# Role of clonal expansion in HIV-1 persistence

> **NIH NIH R01** · YALE UNIVERSITY · 2022 · $444,620

## Abstract

Project summary
Despite effective antiretroviral therapy (ART), HIV-1 persists in memory CD4+ T cells as the major barrier to cure.
It was recently proposed that HIV-1 can drive the aberrant proliferation of the infected cells through integration
into cancer-related genes. The clonally expanding latent reservoir, if present, hampers HIV-1 eradication efforts
and should be targeted specifically. However, it remains unclear whether HIV-1 proviruses integrated into
cancer-related genes are intact or defective, and how HIV-1 may drive the clonal expansion through integration
into cancer-related genes. Several challenges prevent the study of HIV-1 persistence.

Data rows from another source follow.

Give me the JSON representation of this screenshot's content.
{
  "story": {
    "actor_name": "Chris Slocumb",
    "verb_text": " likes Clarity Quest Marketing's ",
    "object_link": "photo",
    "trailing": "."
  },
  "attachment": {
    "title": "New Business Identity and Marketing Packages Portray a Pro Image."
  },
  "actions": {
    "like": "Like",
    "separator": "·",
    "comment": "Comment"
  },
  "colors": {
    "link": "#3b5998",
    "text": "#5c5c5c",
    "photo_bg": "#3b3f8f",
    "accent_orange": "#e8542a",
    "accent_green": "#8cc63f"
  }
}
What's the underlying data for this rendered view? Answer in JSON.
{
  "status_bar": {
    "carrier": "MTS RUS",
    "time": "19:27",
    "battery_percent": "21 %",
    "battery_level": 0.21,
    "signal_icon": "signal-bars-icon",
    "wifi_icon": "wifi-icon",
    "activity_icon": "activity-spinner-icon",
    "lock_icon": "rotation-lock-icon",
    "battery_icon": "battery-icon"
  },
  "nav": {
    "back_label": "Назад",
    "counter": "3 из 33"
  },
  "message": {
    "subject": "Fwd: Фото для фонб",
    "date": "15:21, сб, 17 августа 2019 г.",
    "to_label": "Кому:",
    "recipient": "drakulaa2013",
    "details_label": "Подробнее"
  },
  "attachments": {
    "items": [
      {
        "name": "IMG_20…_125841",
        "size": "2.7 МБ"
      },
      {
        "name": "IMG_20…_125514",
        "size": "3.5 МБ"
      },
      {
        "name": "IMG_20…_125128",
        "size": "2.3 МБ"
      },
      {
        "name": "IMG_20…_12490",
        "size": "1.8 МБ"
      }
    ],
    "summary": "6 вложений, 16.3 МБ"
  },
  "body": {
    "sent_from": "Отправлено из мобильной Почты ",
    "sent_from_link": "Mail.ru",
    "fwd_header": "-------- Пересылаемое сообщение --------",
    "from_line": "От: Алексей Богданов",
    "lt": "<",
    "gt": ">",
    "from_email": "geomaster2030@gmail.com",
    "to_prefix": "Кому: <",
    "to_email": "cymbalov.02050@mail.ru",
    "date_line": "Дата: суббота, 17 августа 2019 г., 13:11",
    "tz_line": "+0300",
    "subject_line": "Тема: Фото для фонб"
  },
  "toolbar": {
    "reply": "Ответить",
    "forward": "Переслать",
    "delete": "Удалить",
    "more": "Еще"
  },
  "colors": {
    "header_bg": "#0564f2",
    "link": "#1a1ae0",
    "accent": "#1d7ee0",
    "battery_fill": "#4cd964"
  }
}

First, the rarity of HIV-1
infected cells and the lack of reliable markers which can distinguish cells containing inducible HIV-1 (~1-10 per
million resting CD4+ T cells) from cells containing defective HIV-1 (~100-1000 per million resting CD4+ T cells)
and uninfected cells makes HIV-1-specific analysis difficult. Second, transcriptome analysis of bulk CD4+ T cells
from HIV-1-infected individuals captures mostly the transcriptome of HIV-1 uninfected cells. Third, methods
studying HIV-1 integration sites disrupt the HIV-1 genome, while methods studying HIV-1 full-length sequences
and replication competence exclude HIV-1 integration sites from amplification. To this end, we developed the
innovative, cutting-edge HIV-1 RNA SortSeq which identifies cells containing inducible HIV-1 for single
cell RNAseq analysis and the integration site of inducible HIV-1. From blood samples obtained from virally
suppressed individuals, we identified HIV-1-host chimeric RNA which depicts inducible HIV-1 RNA and
HIV-1 integration sites at the same time. Further, we identified three patterns of HIV-1-host interactions: 1)
read-through transcription, 2) host RNA splicing into HIV-1 RNA, creating novel transcription variants encoding
a host-HIV-1 fusion protein, and 3) HIV-1 RNA splicing into host RNA, indicating HIV-1 driven host (cancer-
related) gene expression. We hypothesize that HIV-1 which are integrated into cancer-related genes may
drive the proliferation of the infected cells and promote HIV-1 persistence through HIV-1-host RNA
interactions. Our goal is to examine whether HIV-1 integration into cancer-related genes causes clonal
expansion (Aim 1) and to identify the mechanisms of HIV-1-driven proliferation (Aim 2). In Aim 1, we will obtain
blood samples from virally suppressed individuals at different time points to determine whether inducible HIV-1
which are integrated into cancer-related genes undergo clonal expansion using HIV-1 RNASortSeq. We will
determine whether HIV-1 integration into cancer-related gene changes the host cell transcriptome at the single
cell level. We will examine the contribution of T cell activation, antigen-driven proliferation and homeostatic
proliferation in HIV-1 clonal expansion. In Aim 2, we will use our established cell line model to examine HIV-1-
host RNA interactions and clo...

## Key facts

- **NIH application ID:** 10458573
- **Project number:** 5R01AI141009-05
- **Recipient organization:** YALE UNIVERSITY
- **Principal Investigator:** Ya-Chi Ho
- **Activity code:** R01 (R01, R21, SBIR, etc.)
- **Funding institute:** NIH
- **Fiscal year:** 2022
- **Award amount:** $444,620
- **Award type:** 5
- **Project period:** 2018-08-17 → 2024-06-30

## Primary source

NIH RePORTER: https://reporter.nih.gov/project-details/10458573

## Citation

> US National Institutes of Health, RePORTER application 10458573, Role of clonal expansion in HIV-1 persistence (5R01AI141009-05). Retrieved via AI Analytics 2026-05-23 from https://api.ai-analytics.org/grant/nih/10458573. Licensed CC0.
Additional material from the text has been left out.